Tape gateway is preconfigured with a media changer and tape drives, which are available to your existing client backup applications as iSCSI devices.
FAQs
- The total volume of data is unlimited
- Individual objects can have a max size of 5Tb
- Largest object uploaded in a single put is 5Gb
- For objects larger then 100Mb users should consider using multi-part upload functionality
- Amazon uses S3 for its developers and a wide variety of projects
- Amazon S3 is a simple key-based object store. Tags can be added to the objects to organized the data.
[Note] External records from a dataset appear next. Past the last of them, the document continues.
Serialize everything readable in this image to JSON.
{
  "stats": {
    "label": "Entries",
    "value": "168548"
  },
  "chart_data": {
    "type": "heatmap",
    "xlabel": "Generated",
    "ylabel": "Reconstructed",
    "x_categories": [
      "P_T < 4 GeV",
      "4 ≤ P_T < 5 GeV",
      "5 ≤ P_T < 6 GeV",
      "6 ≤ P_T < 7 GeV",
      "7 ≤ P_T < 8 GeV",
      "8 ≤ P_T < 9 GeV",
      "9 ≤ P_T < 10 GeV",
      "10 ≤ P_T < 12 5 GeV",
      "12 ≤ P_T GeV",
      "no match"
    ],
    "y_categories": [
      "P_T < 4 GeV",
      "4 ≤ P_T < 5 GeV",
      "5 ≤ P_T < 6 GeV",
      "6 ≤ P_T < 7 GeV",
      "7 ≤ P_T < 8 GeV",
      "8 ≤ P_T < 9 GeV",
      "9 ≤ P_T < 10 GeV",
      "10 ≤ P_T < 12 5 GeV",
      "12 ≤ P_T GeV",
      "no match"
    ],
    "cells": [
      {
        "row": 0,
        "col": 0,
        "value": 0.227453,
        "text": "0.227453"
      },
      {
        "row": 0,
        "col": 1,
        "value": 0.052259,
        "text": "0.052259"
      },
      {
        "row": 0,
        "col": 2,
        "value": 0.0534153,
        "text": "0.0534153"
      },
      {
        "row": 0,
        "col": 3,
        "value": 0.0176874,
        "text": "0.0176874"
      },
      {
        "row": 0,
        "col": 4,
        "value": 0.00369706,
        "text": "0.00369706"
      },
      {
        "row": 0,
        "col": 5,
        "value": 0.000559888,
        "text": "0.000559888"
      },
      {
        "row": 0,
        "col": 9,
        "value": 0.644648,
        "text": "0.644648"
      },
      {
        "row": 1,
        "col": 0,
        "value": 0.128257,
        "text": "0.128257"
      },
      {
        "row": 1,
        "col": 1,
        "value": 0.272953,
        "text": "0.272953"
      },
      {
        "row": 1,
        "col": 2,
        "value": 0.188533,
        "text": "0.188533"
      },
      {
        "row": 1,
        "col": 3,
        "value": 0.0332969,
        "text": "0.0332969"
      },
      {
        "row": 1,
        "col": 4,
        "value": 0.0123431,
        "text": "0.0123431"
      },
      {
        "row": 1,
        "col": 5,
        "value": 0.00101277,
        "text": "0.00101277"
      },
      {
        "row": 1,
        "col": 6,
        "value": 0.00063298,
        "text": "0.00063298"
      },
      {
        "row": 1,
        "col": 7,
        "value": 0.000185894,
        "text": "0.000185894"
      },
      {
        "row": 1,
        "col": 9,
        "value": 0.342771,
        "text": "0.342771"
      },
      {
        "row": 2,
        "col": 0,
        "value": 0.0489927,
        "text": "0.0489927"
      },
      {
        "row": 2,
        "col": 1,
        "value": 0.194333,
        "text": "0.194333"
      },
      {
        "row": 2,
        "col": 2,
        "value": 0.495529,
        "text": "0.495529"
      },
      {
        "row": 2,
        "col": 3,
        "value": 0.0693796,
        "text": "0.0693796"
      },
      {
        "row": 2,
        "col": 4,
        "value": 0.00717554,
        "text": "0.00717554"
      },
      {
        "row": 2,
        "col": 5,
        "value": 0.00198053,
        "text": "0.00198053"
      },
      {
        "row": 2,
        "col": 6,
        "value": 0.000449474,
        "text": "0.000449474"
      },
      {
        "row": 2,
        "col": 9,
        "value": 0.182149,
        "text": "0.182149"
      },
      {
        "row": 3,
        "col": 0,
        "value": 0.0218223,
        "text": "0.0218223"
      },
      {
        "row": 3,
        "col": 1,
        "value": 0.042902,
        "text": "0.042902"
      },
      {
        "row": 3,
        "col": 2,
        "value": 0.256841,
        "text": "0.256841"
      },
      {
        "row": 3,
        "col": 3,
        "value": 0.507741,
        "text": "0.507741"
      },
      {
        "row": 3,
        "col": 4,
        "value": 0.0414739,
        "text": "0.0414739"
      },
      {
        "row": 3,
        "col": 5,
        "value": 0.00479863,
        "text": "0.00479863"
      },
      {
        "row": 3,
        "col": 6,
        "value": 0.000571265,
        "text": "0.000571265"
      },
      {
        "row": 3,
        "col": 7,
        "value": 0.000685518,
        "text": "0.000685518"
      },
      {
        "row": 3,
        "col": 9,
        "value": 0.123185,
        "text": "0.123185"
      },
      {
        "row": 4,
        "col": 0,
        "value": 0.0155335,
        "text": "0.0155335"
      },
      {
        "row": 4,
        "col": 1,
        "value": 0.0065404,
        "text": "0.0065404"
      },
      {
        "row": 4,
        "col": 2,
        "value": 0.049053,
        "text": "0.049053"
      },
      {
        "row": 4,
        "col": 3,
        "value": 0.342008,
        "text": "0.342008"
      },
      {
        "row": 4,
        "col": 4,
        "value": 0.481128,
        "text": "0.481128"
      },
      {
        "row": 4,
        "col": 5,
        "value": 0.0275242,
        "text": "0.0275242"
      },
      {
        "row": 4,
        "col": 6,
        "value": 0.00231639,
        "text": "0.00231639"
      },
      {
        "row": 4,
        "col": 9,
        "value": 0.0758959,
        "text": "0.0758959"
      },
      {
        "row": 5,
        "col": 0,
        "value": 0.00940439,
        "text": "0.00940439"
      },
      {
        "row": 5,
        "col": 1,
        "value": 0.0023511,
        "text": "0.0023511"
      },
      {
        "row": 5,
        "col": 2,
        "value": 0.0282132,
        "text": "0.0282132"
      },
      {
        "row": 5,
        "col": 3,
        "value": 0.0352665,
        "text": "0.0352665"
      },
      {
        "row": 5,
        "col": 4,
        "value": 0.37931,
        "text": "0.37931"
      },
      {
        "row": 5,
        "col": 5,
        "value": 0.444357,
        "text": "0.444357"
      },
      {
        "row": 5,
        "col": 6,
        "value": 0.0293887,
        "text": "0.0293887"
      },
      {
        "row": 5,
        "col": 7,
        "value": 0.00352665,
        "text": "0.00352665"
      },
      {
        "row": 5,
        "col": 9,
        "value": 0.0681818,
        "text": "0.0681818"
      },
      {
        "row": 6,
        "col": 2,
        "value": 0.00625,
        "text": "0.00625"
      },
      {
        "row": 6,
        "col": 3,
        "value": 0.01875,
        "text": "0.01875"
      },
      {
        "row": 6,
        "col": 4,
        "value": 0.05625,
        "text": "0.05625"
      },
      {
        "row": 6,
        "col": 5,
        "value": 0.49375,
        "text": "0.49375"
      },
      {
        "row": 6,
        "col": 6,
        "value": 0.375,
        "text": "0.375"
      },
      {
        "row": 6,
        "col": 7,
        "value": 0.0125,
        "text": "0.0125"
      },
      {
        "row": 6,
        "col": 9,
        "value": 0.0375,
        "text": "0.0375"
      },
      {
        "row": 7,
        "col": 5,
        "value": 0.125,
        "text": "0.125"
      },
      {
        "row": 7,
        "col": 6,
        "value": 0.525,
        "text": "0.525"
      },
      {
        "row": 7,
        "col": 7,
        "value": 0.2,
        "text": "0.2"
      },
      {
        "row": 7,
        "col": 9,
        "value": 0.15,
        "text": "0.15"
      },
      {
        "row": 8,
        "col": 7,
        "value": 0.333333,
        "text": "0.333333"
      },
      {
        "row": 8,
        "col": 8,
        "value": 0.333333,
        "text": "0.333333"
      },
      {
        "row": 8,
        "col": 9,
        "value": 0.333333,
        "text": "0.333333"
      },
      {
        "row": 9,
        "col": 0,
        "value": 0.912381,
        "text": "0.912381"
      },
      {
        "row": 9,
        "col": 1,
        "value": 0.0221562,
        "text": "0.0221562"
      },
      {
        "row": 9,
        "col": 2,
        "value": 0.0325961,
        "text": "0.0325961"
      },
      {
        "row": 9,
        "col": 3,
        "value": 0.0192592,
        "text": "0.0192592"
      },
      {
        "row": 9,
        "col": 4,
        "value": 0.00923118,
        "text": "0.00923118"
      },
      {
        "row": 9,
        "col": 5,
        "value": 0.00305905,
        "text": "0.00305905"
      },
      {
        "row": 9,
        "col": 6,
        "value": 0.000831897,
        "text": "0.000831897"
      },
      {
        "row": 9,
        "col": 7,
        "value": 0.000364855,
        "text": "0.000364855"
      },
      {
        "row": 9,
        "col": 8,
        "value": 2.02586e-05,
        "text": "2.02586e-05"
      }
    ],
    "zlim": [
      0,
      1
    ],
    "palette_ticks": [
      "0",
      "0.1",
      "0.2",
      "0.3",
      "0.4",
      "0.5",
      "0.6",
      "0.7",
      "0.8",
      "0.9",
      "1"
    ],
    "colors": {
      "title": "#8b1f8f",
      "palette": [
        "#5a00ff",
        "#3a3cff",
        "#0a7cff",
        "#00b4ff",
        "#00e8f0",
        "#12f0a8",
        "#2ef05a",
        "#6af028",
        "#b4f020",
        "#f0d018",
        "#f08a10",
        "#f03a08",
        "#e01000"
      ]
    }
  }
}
- Pricing components include: storage used, data transfer and data requests
- Amazon Macie - AI-powered security service that helps you prevent data loss by discovering, classifying, and protecting sensitive data stored in Amazon S3
- Amazon S3 uses a combination of Content-MD5 checksums and cyclic redundancy checks (CRCs) to detect data corruption
- AZs are automatically assigned in Amazon S3 based on the storage class used
- If the source object is uploaded using the multipart upload feature, then it is replicated using the same number of parts and part size. For example, a 100 GB object uploaded using the multipart upload feature (800 parts of 128 MB each) will incur request cost associated with 802 requests (800 Upload Part requests + 1 Initiate Multipart Upload request + 1 Complete Multipart Upload request) when replicated. You will incur a request charge of $0.00401 (802 requests x $0.005 per 1,000 requests) and a charge of $2.00 ($0.020 per GB transferred x 100 GB) for inter-region data transfer. After replication, the 100 GB will incur storage charges based on the destination region.